The Sputnik launch revealed deficiencies in training and education in the sciences that were ameliorated by massive changes in the educational system. A parallel exists in the area of training of the public health workforce in information technology. The analogy also suggests the question of whether the expected technologic spin-offs in the areas of large-scale computing, simulation, and mitigation of naturally occurring epidemics will equal the spin-offs of NASA in the areas of materials, computers, communications, and electronics.

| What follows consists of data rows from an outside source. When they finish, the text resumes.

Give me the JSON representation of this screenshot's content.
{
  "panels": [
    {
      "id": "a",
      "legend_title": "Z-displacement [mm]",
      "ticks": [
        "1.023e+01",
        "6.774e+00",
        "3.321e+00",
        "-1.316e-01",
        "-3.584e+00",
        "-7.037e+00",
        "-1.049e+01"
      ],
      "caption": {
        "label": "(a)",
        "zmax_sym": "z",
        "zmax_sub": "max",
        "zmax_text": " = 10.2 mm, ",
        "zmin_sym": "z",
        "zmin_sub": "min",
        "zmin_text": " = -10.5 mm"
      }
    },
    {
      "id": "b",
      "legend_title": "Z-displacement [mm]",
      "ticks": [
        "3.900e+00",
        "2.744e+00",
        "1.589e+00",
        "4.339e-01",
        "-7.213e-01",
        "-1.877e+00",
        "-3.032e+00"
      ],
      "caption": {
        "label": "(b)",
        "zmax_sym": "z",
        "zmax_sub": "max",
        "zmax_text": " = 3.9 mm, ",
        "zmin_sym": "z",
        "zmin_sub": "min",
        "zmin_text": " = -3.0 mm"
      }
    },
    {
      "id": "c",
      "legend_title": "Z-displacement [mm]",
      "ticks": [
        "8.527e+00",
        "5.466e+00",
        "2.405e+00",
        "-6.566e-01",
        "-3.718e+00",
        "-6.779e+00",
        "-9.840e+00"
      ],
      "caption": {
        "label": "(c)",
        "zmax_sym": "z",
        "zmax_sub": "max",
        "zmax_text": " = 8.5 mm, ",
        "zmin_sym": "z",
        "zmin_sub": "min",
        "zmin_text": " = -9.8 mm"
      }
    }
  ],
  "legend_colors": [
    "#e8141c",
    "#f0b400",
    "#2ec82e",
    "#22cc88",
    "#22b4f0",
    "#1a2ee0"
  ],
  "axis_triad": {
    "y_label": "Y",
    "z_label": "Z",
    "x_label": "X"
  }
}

The analogy may also reveal differences. Biodefense may fundamentally be best accomplished by regional deployments under central coordination and support, rather than a single national effort.

The development of early warning capability for biological events is Big Science. The nation should draw on lessons learned from the space race^6,7 and other historical challenges, including the Manhattan Project, to ensure success in meeting the present challenge. These lessons include the value of a clear call to action, identification of existing resources, consolidation of the resources, and in highly technical areas such as early warning systems for biodefense, assignment of responsibility and authority to scientists and engineers in fields that are already working on the problem.